Bron: website vkc 89


Schuilkelders in de Voorstraat

Op de Voorstraat stonden in de oorlogsjaren twee schuilkelders van hout gemaakt, ongeveer een meter in de grond gegraven daarboven een spits dakje bekleed met een soort dakleer m.b.t. het voetbalveld weet in me nog goed te herinneren dat dit verplaats is naar de Zandbergseweg op de plaats waar nu de parkeerplaats is van SRL nu Adelante. Het voetbalveld is na de oorlog aangelegd, door gevangenen die op het kasteel gevangen zaten. Met smalspoor en kiepwagentjes werd de grond verplaatst, naar de holleweg, die een stukje lager lag, ongeveer 50 mtr naast de huidige parkeerplaats. Op de plaats waar nu ons kerkje staat waren de schooltuintjes, de tuinbazen, (zo noemden we die) waren dhr. Maas en de dhr. Ingenhut die later nog tegenover de kerk woonde.

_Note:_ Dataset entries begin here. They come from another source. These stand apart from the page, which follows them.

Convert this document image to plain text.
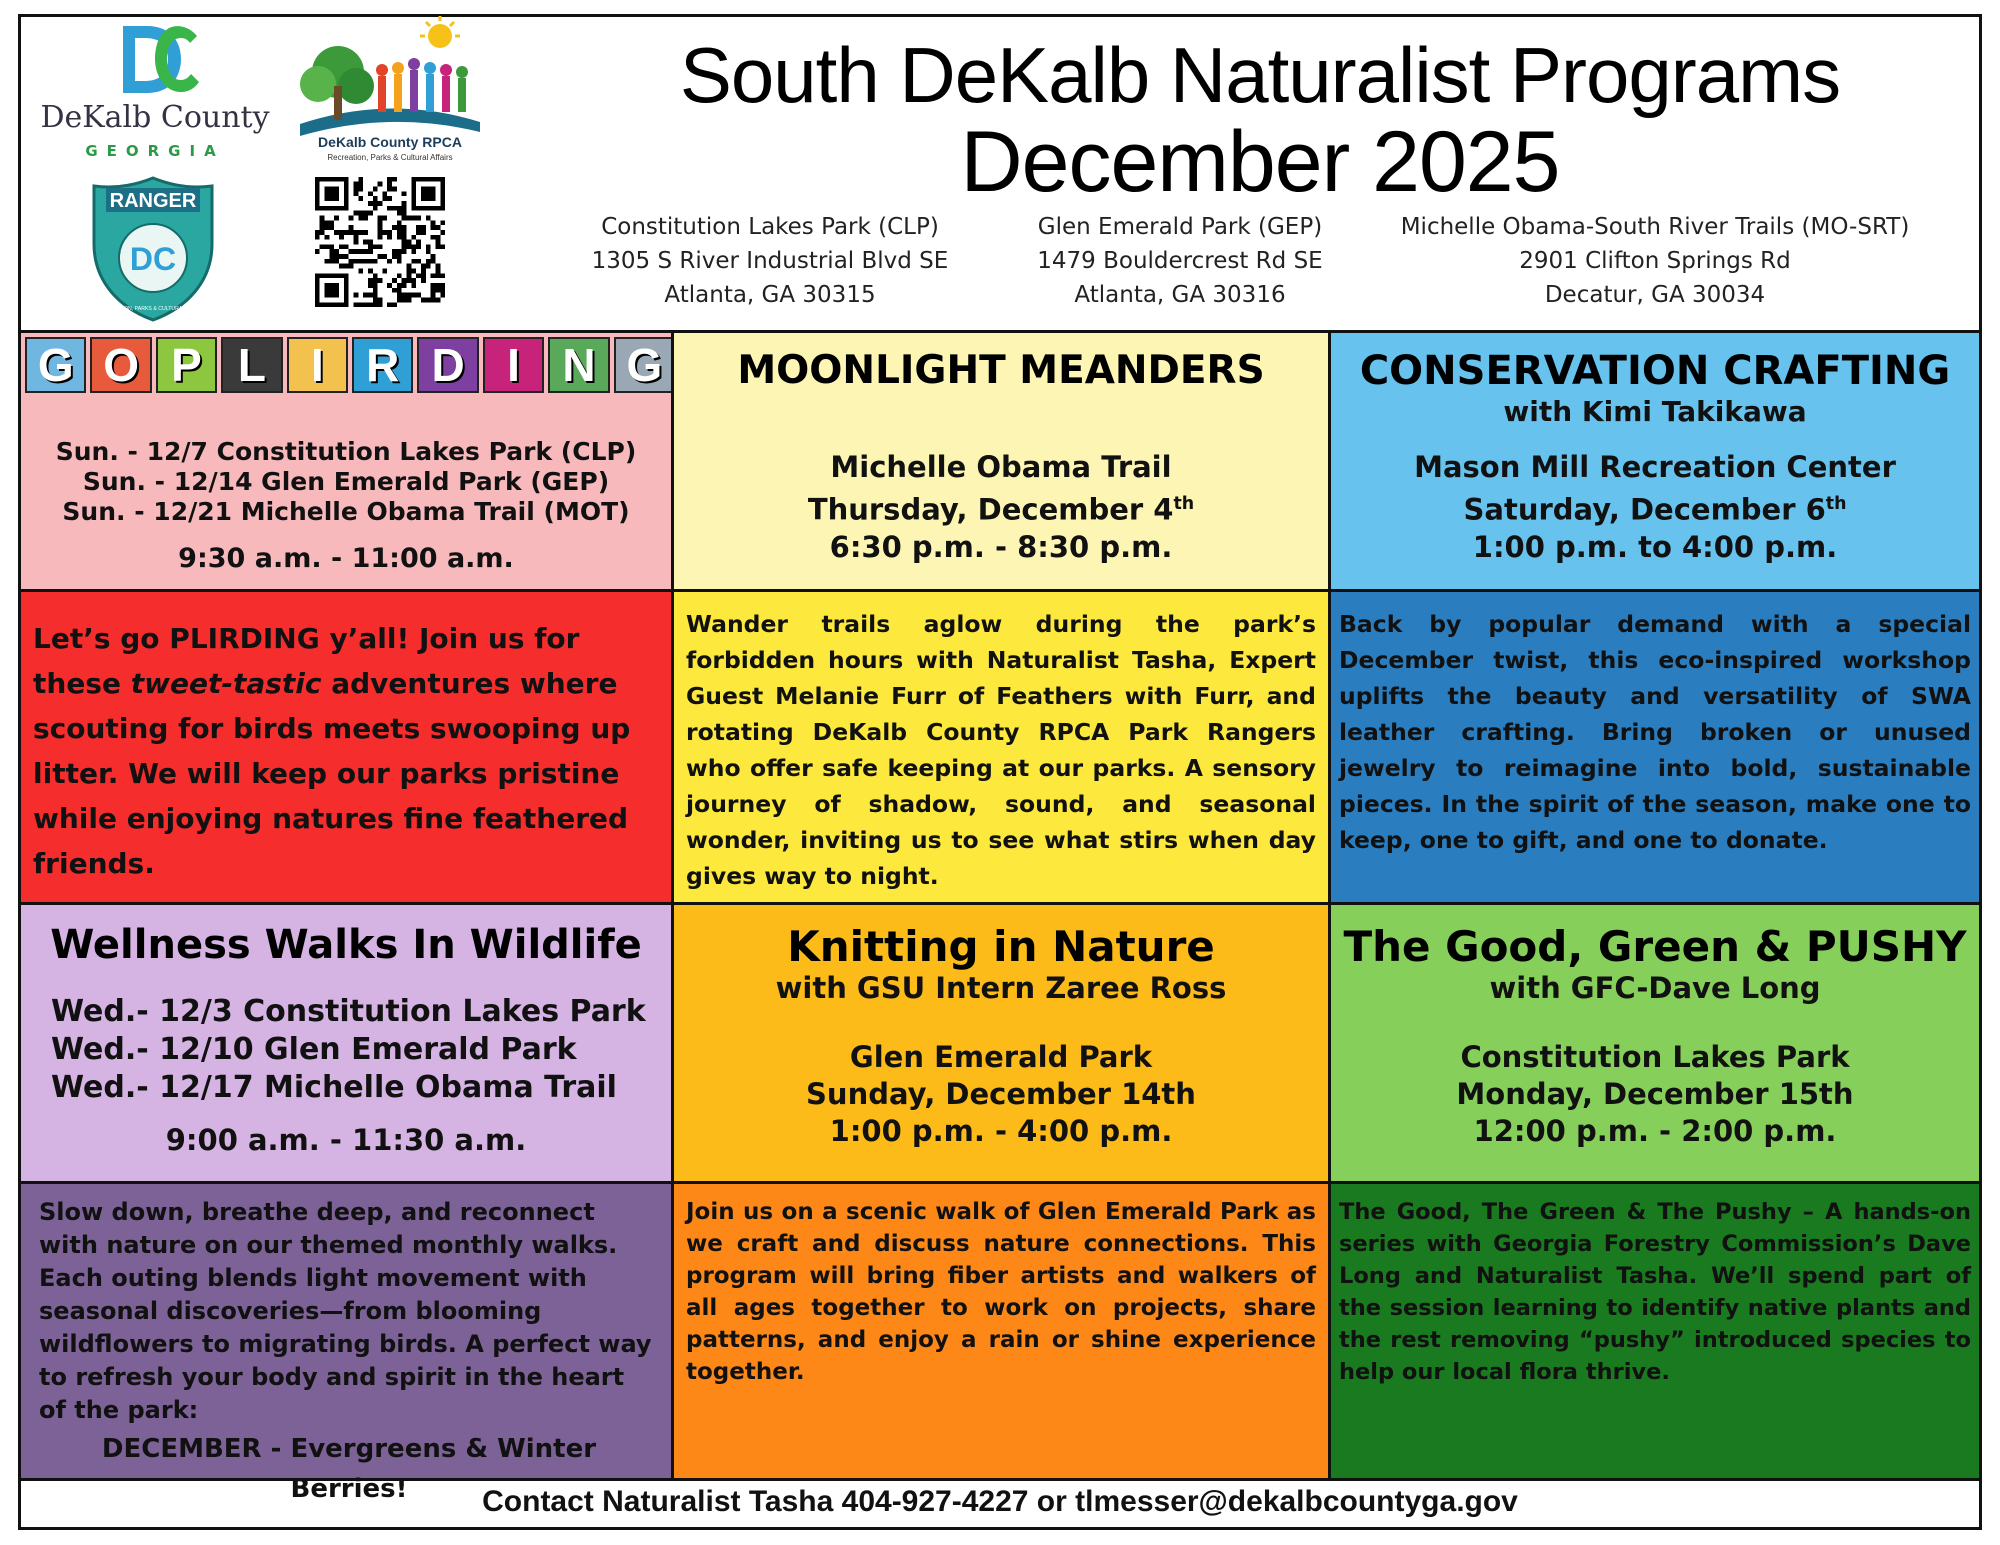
DeKalb County
GEORGIA	DeKalb County RPCA
Recreation, Parks & Cultural Affairs
RANGER
DC
RECREATION, PARKS & CULTURAL AFFAIRS
South DeKalb Naturalist Programs
December 2025
Constitution Lakes Park (CLP)
1305 S River Industrial Blvd SE
Atlanta, GA 30315
Glen Emerald Park (GEP)
1479 Bouldercrest Rd SE
Atlanta, GA 30316
Michelle Obama-South River Trails (MO-SRT)
2901 Clifton Springs Rd
Decatur, GA 30034
G O P L I R D I N G
Sun. - 12/7 Constitution Lakes Park (CLP)
Sun. - 12/14 Glen Emerald Park (GEP)
Sun. - 12/21 Michelle Obama Trail (MOT)
9:30 a.m. - 11:00 a.m.
MOONLIGHT MEANDERS
Michelle Obama Trail
Thursday, December 4th
6:30 p.m. - 8:30 p.m.
CONSERVATION CRAFTING
with Kimi Takikawa
Mason Mill Recreation Center
Saturday, December 6th
1:00 p.m. to 4:00 p.m.

Let’s go PLIRDING y’all! Join us for these tweet-tastic adventures where scouting for birds meets swooping up litter. We will keep our parks pristine while enjoying natures fine feathered friends.

Wander trails aglow during the park’s forbidden hours with Naturalist Tasha, Expert Guest Melanie Furr of Feathers with Furr, and rotating DeKalb County RPCA Park Rangers who offer safe keeping at our parks. A sensory journey of shadow, sound, and seasonal wonder, inviting us to see what stirs when day gives way to night.

Back by popular demand with a special December twist, this eco-inspired workshop uplifts the beauty and versatility of SWA leather crafting. Bring broken or unused jewelry to reimagine into bold, sustainable pieces. In the spirit of the season, make one to keep, one to gift, and one to donate.

Wellness Walks In Wildlife
Wed.- 12/3 Constitution Lakes Park
Wed.- 12/10 Glen Emerald Park
Wed.- 12/17 Michelle Obama Trail
9:00 a.m. - 11:30 a.m.
Knitting in Nature
with GSU Intern Zaree Ross
Glen Emerald Park
Sunday, December 14th
1:00 p.m. - 4:00 p.m.
The Good, Green & PUSHY
with GFC-Dave Long
Constitution Lakes Park
Monday, December 15th
12:00 p.m. - 2:00 p.m.

Slow down, breathe deep, and reconnect with nature on our themed monthly walks. Each outing blends light movement with seasonal discoveries—from blooming wildflowers to migrating birds. A perfect way to refresh your body and spirit in the heart of the park:

DECEMBER - Evergreens & Winter Berries!

Join us on a scenic walk of Glen Emerald Park as we craft and discuss nature connections. This program will bring fiber artists and walkers of all ages together to work on projects, share patterns, and enjoy a rain or shine experience together.

The Good, The Green & The Pushy – A hands-on series with Georgia Forestry Commission’s Dave Long and Naturalist Tasha. We’ll spend part of the session learning to identify native plants and the rest removing “pushy” introduced species to help our local flora thrive.

Contact Naturalist Tasha 404-927-4227 or tlmesser@dekalbcountyga.gov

Ingezonden door: Piet Extra.


De Prico buurtwinkel

Geschiedenis4

De familie Scholten heeft lange tijd een buurtwinkel De Prico (Prins en co) gehad in de Hubertusstraat 33-35. Het was een typische buurtwinkel waar men voor bijna alles terecht kon, zelfs nadat de winkel gesloten was kon men noch vlug even achterom iets krijgen dat overdag vergeten was. 's Zondags echter kon dit niet omdat de gereformeerde vader Scholten de zondagsrust daarvoor te belangrijk vond.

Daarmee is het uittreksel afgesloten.